İkinci 'yanlışımızın' adresi Atina. İktidar döneminin ilk on yılında proaktif bir siyaset izleyen Ak Parti iktidarının Türk-Yunan ilişkilerindeki karnesi oldukça zayıf. 2002-2010 döneminde diyalog arayışları ile başlayan Türk-Yunan ilişkilerindeki Recep Tayyip Erdoğan dönemi 2010’dan sonra yerini zıtlaşmalara, restleşmelere ve 15 Temmuz 2016’dan sonra kademeli olarak ilişkilerin kopmasına kadar ilerledi ve kötüleşti. Bu dönem zarfında gündeme gelen tüm sorunların faturası doğal olarak tek taraflı olarak Erdoğan yönetimine kesilemez. Sorunların keskinleşmesinde Türkiye’yi bir türlü anlamak istemeyen Atina’daki iktidarların da mesuliyeti bulunmakta. Ancak Ankara’nın perspektifinden bakılacak olursa Türk-Yunan ilişkilerindeki kötüleşmenin özellikle 2016 yılından sonra diplomasinin 'askerleştirilmesi', milliyetçi söylemin öne çıkarılması ile yakından alakadar olduğu gerçeği karşımıza çıkmakta. Bu seçimi yapanın kendisi de 2015’teki ilk seçimi kaybeden ve sonrasında milliyetçi oylara sarılan Erdoğan’dan başkası değil.
Lafı fazla uzatmadan sözü üçüncü 'yanlışa' getirip bağlayalım. Bu yanlışın adresi Lefkoşa. Hatırlanacağı üzere 2006’dan 2017’ye kadar adada çözüm süreci canlı kaldı. Kıbrıs Türk ve Rum liderlikler müzakere masasında federasyon üzerinde kafa yordu. Bu arayış 2017’de İsviçre’de yarım kaldı. Ankara’nın bu gelişme ile ilgili tezi ‘siyasi eşitlik istemeyen Kıbrıs Rum tarafı çözüm kapısını kapattı’ şeklinde. Şayet bu resmi tezi kabul edecek olursak ortaya, şu ana dek Türkiye ve Kıbrıs Türk basınının sormaya çekindiği bir dizi önemli sorular çıkıyor: Ankara, Kıbrıs Rumlarının siyasi eşitlik istemediğini 2017 yılında mı kavradı? Şayet bu dönem öncesinde Lefkoşa’dan farklı yönde 'sinyaller' Ankara’ya ulaştıysa müzakereler 2017’ye dek neden sürdü? Crans Montana’nın son gecesinde müzakereler güvenlik ve garanti kısmına takıldığında Ankara’nın tavrı ne idi? 2003 yılında müzakere sürecine rağmen doğal gaz arama faaliyetlerini resmen başlatan Kıbrıs Rum tarafı karşısında Ankara’nın stratejisi neydi? 2000’li yıllar ile 2010’lu yıllarda Türkiye’nin bu konuda tepki göstermek dışında başka adımları oldu mu? Bu soruların adedi arttırılabilir. Ancak okuyucuyu fazla yormadan bu noktaya şu notu bırakalım: Muhataplarla beraber Ankara’nın Kıbrıs meselesindeki yalpalamaları olmasa bugün Doğu Akdeniz’de çok farklı bir gerçeklik tartışıyor olacaktık.

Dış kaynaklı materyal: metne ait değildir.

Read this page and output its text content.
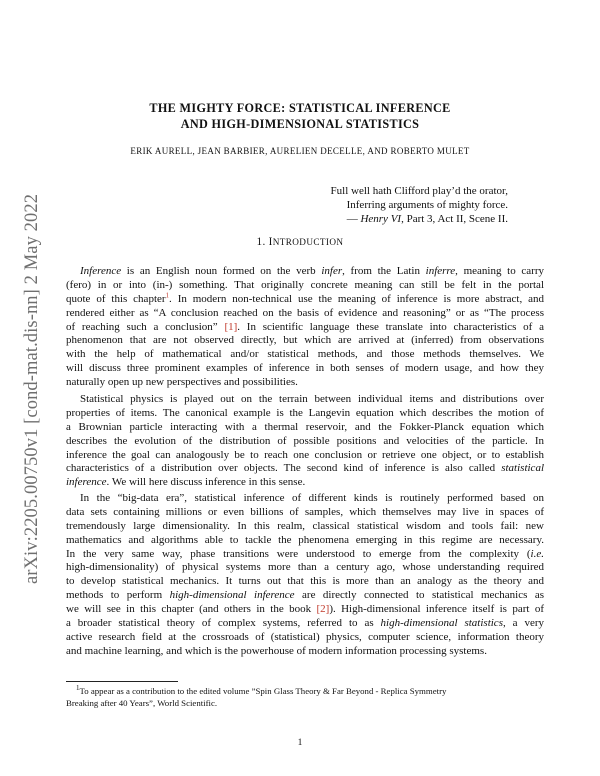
arXiv:2205.00750v1 [cond-mat.dis-nn] 2 May 2022
THE MIGHTY FORCE: STATISTICAL INFERENCE
AND HIGH-DIMENSIONAL STATISTICS
ERIK AURELL, JEAN BARBIER, AURELIEN DECELLE, AND ROBERTO MULET
Full well hath Clifford play’d the orator,
Inferring arguments of mighty force.
— Henry VI, Part 3, Act II, Scene II.
1. INTRODUCTION
Inference is an English noun formed on the verb infer, from the Latin inferre, meaning to carry
(fero) in or into (in-) something. That originally concrete meaning can still be felt in the portal
quote of this chapter$^1$. In modern non-technical use the meaning of inference is more abstract, and
rendered either as “A conclusion reached on the basis of evidence and reasoning” or as “The process
of reaching such a conclusion” [1]. In scientific language these translate into characteristics of a
phenomenon that are not observed directly, but which are arrived at (inferred) from observations
with the help of mathematical and/or statistical methods, and those methods themselves. We
will discuss three prominent examples of inference in both senses of modern usage, and how they
naturally open up new perspectives and possibilities.
Statistical physics is played out on the terrain between individual items and distributions over
properties of items. The canonical example is the Langevin equation which describes the motion of
a Brownian particle interacting with a thermal reservoir, and the Fokker-Planck equation which
describes the evolution of the distribution of possible positions and velocities of the particle. In
inference the goal can analogously be to reach one conclusion or retrieve one object, or to establish
characteristics of a distribution over objects. The second kind of inference is also called statistical
inference. We will here discuss inference in this sense.
In the “big-data era”, statistical inference of different kinds is routinely performed based on
data sets containing millions or even billions of samples, which themselves may live in spaces of
tremendously large dimensionality. In this realm, classical statistical wisdom and tools fail: new
mathematics and algorithms able to tackle the phenomena emerging in this regime are necessary.
In the very same way, phase transitions were understood to emerge from the complexity (i.e.
high-dimensionality) of physical systems more than a century ago, whose understanding required
to develop statistical mechanics. It turns out that this is more than an analogy as the theory and
methods to perform high-dimensional inference are directly connected to statistical mechanics as
we will see in this chapter (and others in the book [2]). High-dimensional inference itself is part of
a broader statistical theory of complex systems, referred to as high-dimensional statistics, a very
active research field at the crossroads of (statistical) physics, computer science, information theory
and machine learning, and which is the powerhouse of modern information processing systems.
$^1$To appear as a contribution to the edited volume ”Spin Glass Theory & Far Beyond - Replica Symmetry
Breaking after 40 Years”, World Scientific.
1
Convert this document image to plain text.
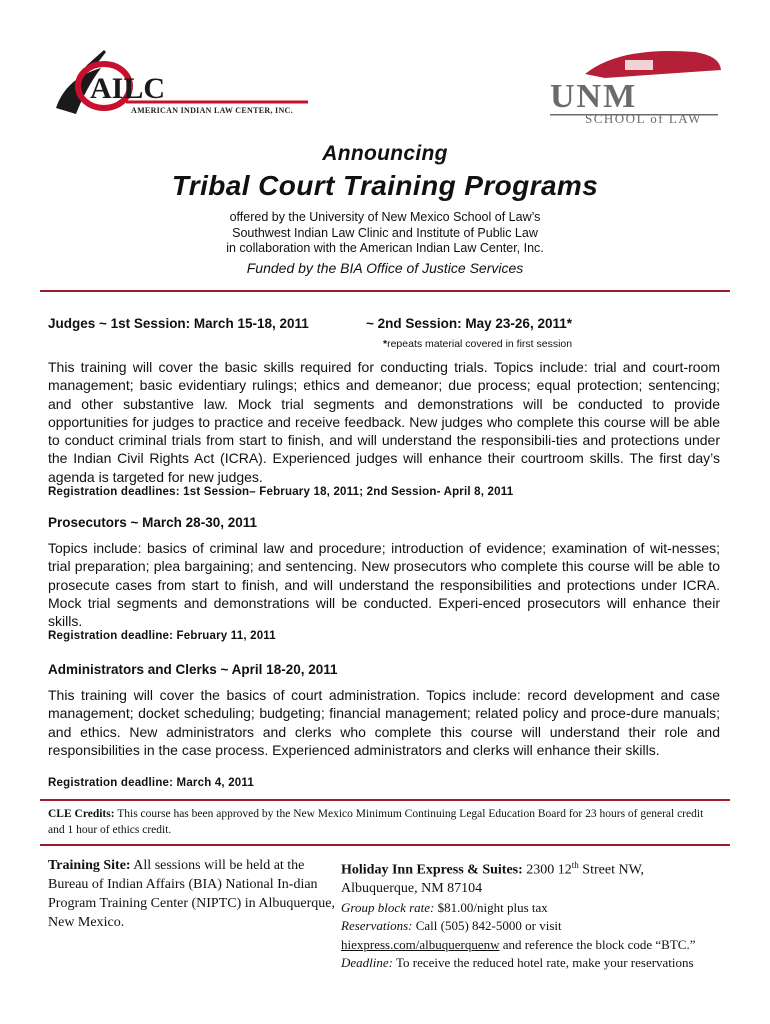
AILC
AMERICAN INDIAN LAW CENTER, INC.	UNM
SCHOOL of LAW
Announcing
Tribal Court Training Programs
offered by the University of New Mexico School of Law’s
Southwest Indian Law Clinic and Institute of Public Law
in collaboration with the American Indian Law Center, Inc.
Funded by the BIA Office of Justice Services
Judges ~ 1st Session: March 15-18, 2011	~ 2nd Session: May 23-26, 2011*
*repeats material covered in first session
This training will cover the basic skills required for conducting trials. Topics include: trial and court-room management; basic evidentiary rulings; ethics and demeanor; due process; equal protection; sentencing; and other substantive law. Mock trial segments and demonstrations will be conducted to provide opportunities for judges to practice and receive feedback. New judges who complete this course will be able to conduct criminal trials from start to finish, and will understand the responsibili-ties and protections under the Indian Civil Rights Act (ICRA). Experienced judges will enhance their courtroom skills. The first day’s agenda is targeted for new judges.
Registration deadlines: 1st Session– February 18, 2011; 2nd Session- April 8, 2011
Prosecutors ~ March 28-30, 2011
Topics include: basics of criminal law and procedure; introduction of evidence; examination of wit-nesses; trial preparation; plea bargaining; and sentencing. New prosecutors who complete this course will be able to prosecute cases from start to finish, and will understand the responsibilities and protections under ICRA. Mock trial segments and demonstrations will be conducted. Experi-enced prosecutors will enhance their skills.
Registration deadline: February 11, 2011
Administrators and Clerks ~ April 18-20, 2011
This training will cover the basics of court administration. Topics include: record development and case management; docket scheduling; budgeting; financial management; related policy and proce-dure manuals; and ethics. New administrators and clerks who complete this course will understand their role and responsibilities in the case process. Experienced administrators and clerks will enhance their skills.
Registration deadline: March 4, 2011
CLE Credits: This course has been approved by the New Mexico Minimum Continuing Legal Education Board for 23 hours of general credit and 1 hour of ethics credit.
Training Site: All sessions will be held at the Bureau of Indian Affairs (BIA) National In-dian Program Training Center (NIPTC) in Albuquerque, New Mexico.
Holiday Inn Express & Suites: 2300 12th Street NW,
Albuquerque, NM 87104
Group block rate: $81.00/night plus tax
Reservations: Call (505) 842-5000 or visit
hiexpress.com/albuquerquenw and reference the block code “BTC.”
Deadline: To receive the reduced hotel rate, make your reservations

Toparlayalım. Ak Parti’nin iktidar yıllarında Türkiye açısından ne yazık ki Doğu Akdeniz’de 'üç yanlış bir doğruyu' götürdü. İlkin ideolojileştirilen, sonrasındaysa militerleştirilen diplomasi ülkemizi bölgede yalnız bıraktı. Aynı süreçte Türk-Yunan ilişkileri doğru şekilde yönetilemedi. Tüm bunlar yetmezmiş gibi de Kıbrıs sorunu çözümsüzlüğe mahkum kılındı.